Cohiba's international reputation grew because the country's premier cigar was often presented as a diplomatic gift to foreign dignitaries.

So well-known was Castro's love of the brand that he was supposedly the target of a CIA assassination attempt using an exploding cigar in a box of Cohibas. It is also rumoured that the distinctive black and yellow design was created by Castro himself.

In 1982 Cohiba was launched commercially to the rest of the world, with limited availability, by Habanos, the state-owned tobacco company that produces all Cuban cigars.

As a result of the US economic embargo on Cuban goods, which began in 1962, Cohiba and other cigars made on the island are still illegal in the US.

Nonetheless, the black market for Cuban cigars there, and particularly Cohiba, is still strong. The illicit nature of the brand has also somewhat contributed to its popularity and aura of luxury and extravagance.

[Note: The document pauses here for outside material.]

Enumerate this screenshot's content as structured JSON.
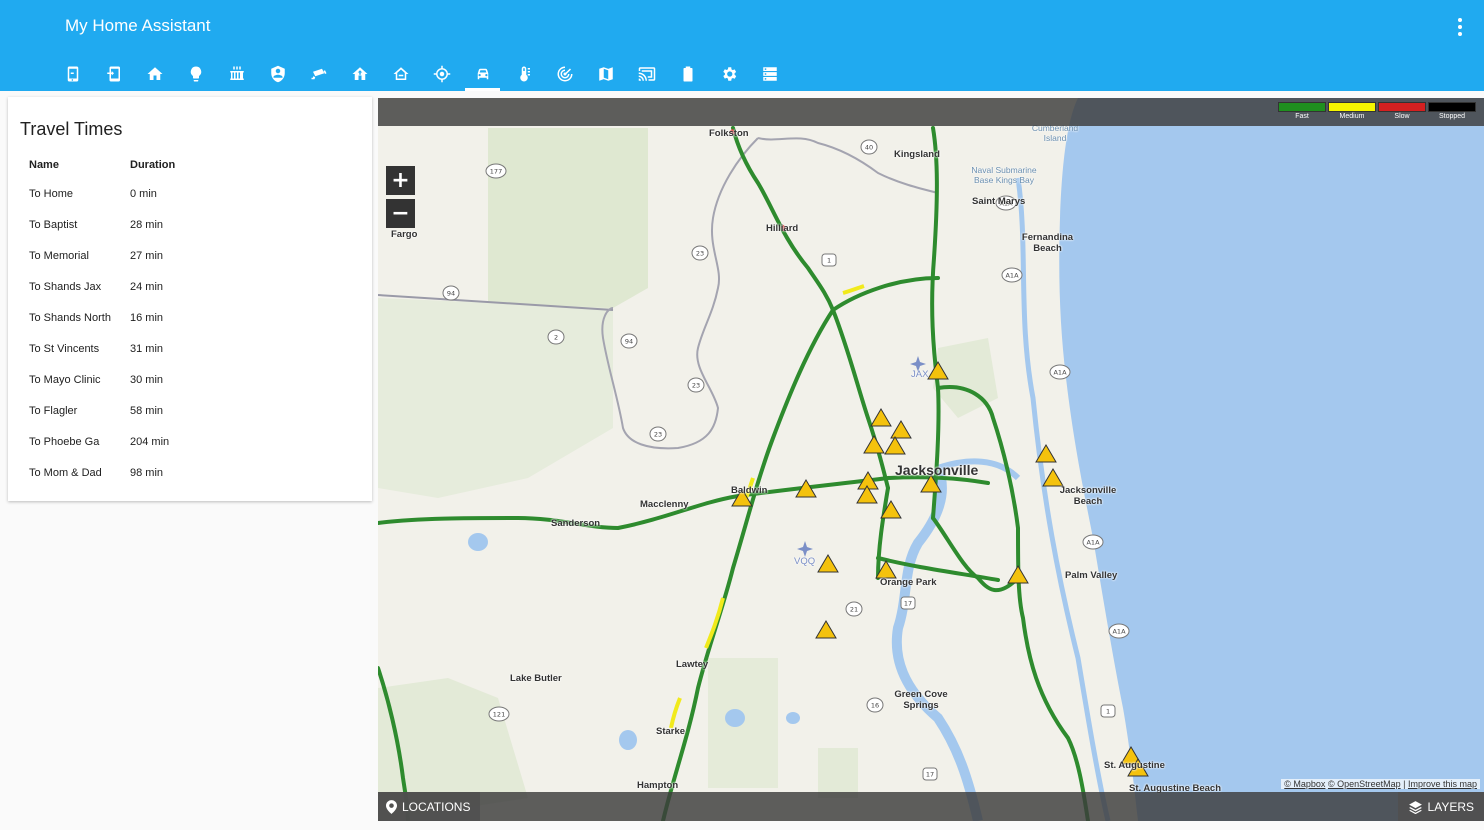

In the US, a tobacco company trademarked the name, selling its own Cohiba cigars produced in the Dominican Republic. The US cigar, though, is the same only in name. With the possibility of trade sanctions being lifted in the near future, speculation has already begun over who will have the rights to the Cohiba name in the US.

More recently, sales of Cohiba have soared in China. As the desire for luxury goods increases, along with growing wealth across the country, Cohiba cigars have become as fashionable an accessory as designer handbags.

The brand's success in China has compensated for a fall in sales in Cohiba's main Western European market, where smoking bans have come into effect in many countries.

More than a simple cigar, Cohiba is an emblem of rich elites as much as it is a socialist revolution.


BRAND LESSON

Andy Knowles, chairman, JKR

By Andy Knowles, chairman, JKR

Such an eye-catching, confident little design - monochromatic milling atop a bright yellow ground, an austere logotype relieved only by the humanity of the native squaw. For luxury cigars costing £25 apiece, it appears to say very little - yet what a story it can tell.

It was created in 1966, a year etched on our national consciousness by sporting success, when off the Florida coast an altogether more ideological battle was being fought. Having initially monopolised this special cigar, once Castro had decreed Cohiba should henceforth be available to all, he allegedly designed the packaging himself - and by so doing betrayed the passion of an iconoclast.

By its spare, industrial nature, the design is the antithesis of the over-decorated, quasi-religious regalia of its predecessors. No gold foil, no medals, no sepia images, no Biblical metaphors. It confidently symbolised the values of the new era, the triumph of the socialist movement, the rejection of traditional authorities of church and state. In the process, it rendered capitalist Cuban cigar brands somehow alien.

If the political lesson to be drawn from Cohiba is that even humble packaging can be a catalyst for social change, perhaps the business lesson is that, should you wish to foment a revolution, brave design is your first weapon.


TIMELINE

1966: The Cohiba cigar was created.

1972: The Cohiba trademark was registered in Cuba. Later, it was trademarked in 115 other countries, excluding the US.

1982: Cohiba cigars became available outside Cuba for the first time.

1986: Cohiba's biggest fan, Fidel Castro, gave up smoking.

1990: Cohiba manufacturer Habanos' first international retail outlet, La Casa Del Habano, opened in Cancun, Mexico.

2000: Spanish tobacco company Altadis acquired a 50% stake in Habanos. Altadis went on to be bought by Imperial Tobacco in 2008.

2006: The limited-edition Cohiba Behike went on sale, priced £233. It was billed as the most expensive cigar ever made.

2011: Habanos' total sales, including Cohiba, hit £228m.